Maybe because it's got an antique sound. You have to play acoustic guitar with heart and soul, and maybe the sound evokes something in the subconscious racial, cultural memories we all have. When I hear somebody playing acoustic guitar, it'll stop me, even more than electric. The tone reminds me of something in my forgotten history; I know it goes back to my beginnings, but even beyond that. It reminds me of music I heard before I was born in this life. I think this is happening to me now. I'm going back in time, though I want to bring my traditions up to date. But life is mysterious -- like, why would I suddenly go for a Hammond organ trio, which is so different from the trio I've been playing with for years? Its been happening to me all my life, and since I figure that music doesn't lie to me, then if I just go with it, everything will be cool. Actually, if I don't pay attention to that, I might get into trouble, you know what I'm saying?


By Andy Widders-Ellis

When Abe Wechter accepted the commission to build McLaughlin a new nylon-string guitar, the master luthier knew it was going to be the biggest challenge of his career. "John told me he wanted the finest work I could do," recalls Wechter. "This was a totally open-ended commission, with no price or time limit. John was absolutely faithful to both conditions for the duration of the project - ten years or more. It was an incredible challenge. I had to develop new techniques and do a lot of visualization."
Dubbed "Our Lady," the guitar is inspired by Paris' Notre Dame cathedral. The instrument's neck, back, and sides are made from stripes of hard bird's-eye maple. Wechter cut the wood to expose its vertical grain and reveal intense flames. Larger than a regular classical, the guitar's top is 16" across at its widest point (classicals are usually between 14" and 14 1/2" across). Our Lady combines moderate side depth with a deeply arched, 3' radius back. "Imagine a 6' diameter ball," explains Abe. "This back would be a section of that sphere. Typically, a back will have something in the vicinity of a 25' radius, or a section of a 50' ball." According to Abe, this higher dome yields a gothic look in keeping with the Notre Dame theme: "That high, vaulted back was common in period instruments. The arch makes the back very stiff for its weight and enhances reflectivity."

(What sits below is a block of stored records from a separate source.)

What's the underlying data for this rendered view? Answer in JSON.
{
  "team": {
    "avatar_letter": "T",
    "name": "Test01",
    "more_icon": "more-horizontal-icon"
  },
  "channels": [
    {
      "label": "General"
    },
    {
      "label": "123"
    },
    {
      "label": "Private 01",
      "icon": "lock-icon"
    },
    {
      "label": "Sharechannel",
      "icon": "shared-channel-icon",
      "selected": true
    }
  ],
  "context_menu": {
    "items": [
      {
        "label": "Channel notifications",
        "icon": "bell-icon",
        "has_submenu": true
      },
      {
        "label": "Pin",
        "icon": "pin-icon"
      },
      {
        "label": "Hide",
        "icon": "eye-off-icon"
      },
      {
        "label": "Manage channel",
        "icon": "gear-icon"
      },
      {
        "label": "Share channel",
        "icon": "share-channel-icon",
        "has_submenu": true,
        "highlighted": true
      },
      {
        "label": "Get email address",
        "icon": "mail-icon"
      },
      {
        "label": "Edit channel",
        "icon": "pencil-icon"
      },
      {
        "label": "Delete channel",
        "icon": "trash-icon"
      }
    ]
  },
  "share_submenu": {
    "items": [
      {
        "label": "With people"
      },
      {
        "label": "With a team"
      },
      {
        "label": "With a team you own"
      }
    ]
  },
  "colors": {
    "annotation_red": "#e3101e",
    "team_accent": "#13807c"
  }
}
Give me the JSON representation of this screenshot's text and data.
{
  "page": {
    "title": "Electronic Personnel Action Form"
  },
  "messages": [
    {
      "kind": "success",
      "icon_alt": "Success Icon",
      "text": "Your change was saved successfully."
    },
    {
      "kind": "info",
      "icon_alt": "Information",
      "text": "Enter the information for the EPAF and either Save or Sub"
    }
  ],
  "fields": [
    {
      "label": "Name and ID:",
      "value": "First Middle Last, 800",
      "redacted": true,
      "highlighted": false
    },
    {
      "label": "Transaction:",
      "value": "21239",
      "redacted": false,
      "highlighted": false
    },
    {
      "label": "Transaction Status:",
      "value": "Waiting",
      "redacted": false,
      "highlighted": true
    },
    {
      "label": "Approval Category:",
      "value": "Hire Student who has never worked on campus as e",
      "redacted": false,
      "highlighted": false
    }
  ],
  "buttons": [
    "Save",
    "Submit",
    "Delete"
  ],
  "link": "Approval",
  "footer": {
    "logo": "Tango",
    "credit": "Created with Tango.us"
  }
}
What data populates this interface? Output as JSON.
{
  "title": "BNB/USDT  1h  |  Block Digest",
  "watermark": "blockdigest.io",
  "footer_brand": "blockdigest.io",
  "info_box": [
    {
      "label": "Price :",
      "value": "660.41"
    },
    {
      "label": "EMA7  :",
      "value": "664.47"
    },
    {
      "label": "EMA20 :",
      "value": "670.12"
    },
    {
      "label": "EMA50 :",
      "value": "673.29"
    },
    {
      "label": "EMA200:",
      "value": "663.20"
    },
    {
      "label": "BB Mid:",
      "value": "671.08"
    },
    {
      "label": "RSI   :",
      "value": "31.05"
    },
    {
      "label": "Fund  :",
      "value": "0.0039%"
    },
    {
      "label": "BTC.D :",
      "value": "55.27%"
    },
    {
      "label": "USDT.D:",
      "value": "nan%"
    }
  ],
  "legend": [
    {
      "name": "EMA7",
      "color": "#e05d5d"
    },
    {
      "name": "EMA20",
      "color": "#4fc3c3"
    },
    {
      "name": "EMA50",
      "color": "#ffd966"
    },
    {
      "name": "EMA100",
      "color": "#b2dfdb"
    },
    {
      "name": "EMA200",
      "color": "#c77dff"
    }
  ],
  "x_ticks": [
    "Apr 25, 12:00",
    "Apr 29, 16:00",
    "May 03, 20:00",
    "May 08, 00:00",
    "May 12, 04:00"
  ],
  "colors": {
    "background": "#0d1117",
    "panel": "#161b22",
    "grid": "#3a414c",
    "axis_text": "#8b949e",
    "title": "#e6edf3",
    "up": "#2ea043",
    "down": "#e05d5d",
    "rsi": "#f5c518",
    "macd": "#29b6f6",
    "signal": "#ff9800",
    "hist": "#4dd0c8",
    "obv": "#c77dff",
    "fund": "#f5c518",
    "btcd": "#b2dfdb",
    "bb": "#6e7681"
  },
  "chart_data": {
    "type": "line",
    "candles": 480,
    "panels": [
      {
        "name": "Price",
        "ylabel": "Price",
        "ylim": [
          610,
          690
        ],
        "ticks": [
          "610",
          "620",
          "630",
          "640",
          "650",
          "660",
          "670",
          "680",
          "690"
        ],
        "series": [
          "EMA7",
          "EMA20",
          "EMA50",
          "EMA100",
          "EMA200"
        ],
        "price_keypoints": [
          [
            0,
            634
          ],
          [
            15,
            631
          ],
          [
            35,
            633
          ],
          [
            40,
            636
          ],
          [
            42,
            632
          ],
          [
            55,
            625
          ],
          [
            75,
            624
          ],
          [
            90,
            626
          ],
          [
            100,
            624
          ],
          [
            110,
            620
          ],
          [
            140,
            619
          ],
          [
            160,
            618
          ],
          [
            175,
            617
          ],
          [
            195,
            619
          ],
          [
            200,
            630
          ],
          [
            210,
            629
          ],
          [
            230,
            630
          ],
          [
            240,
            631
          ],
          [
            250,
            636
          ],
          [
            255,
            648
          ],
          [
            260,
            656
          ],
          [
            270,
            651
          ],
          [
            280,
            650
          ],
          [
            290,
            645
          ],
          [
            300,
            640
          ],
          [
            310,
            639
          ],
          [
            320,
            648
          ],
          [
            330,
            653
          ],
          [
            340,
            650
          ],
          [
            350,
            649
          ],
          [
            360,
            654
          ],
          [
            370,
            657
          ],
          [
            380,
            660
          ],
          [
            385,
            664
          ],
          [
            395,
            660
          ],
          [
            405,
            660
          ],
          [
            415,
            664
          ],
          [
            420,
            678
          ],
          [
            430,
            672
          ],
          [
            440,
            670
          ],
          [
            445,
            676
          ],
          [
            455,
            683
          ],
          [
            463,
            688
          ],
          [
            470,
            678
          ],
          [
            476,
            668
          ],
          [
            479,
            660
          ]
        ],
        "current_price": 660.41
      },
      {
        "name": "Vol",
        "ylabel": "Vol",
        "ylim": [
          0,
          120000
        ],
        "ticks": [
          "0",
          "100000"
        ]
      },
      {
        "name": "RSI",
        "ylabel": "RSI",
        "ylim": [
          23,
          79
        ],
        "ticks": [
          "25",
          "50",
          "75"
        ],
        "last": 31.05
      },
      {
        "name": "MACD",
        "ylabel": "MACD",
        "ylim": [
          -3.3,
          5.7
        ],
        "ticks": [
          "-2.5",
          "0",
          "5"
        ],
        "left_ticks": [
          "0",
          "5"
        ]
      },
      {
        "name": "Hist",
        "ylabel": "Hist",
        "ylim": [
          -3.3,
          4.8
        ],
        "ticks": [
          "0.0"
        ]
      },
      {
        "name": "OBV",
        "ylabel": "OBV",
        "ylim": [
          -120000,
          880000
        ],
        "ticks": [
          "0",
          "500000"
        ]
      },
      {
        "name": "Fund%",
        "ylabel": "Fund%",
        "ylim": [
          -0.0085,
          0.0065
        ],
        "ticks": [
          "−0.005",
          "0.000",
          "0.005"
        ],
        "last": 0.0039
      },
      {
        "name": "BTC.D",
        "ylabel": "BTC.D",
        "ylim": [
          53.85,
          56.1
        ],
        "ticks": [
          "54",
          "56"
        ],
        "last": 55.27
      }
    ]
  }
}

Our Lady features a flat ebony fingerboard sporting McLaughlin's standard dimensions - 1.995" at nut, 2.345" at 12th fret - as well as flamenco-style friction tuning pegs, a European spruce top with an extremely pronounced bear-claw figure, and a hand-blended oil varnish. Most unusual is the 14-karat gold filigree adorning the soundhole and headstock.
Wechter is quick to point out that Our Lady is a jazz guitar, designed to be flatpicked. "Its response characteristics are totally different from a classical. Our Lady has a 26" scale and a very low action - about half that of a concert guitar," details Abe. "Jazz pick attack is much lighter than traditional fingerstyle classical. When you build your technique around a non-amplified instrument, as classical players do, you learn to really dig in to project. Jazz players don't generate as much string excursion."
The guitar's price remains a secret. However, confides Wechter, "John has always been extremely generous in his commissions." For Abe, there were less tangible rewards as well. "The whole process was extremely helpful artistically," he allows, "since it got me thinking in a way I never had the luxury to think before."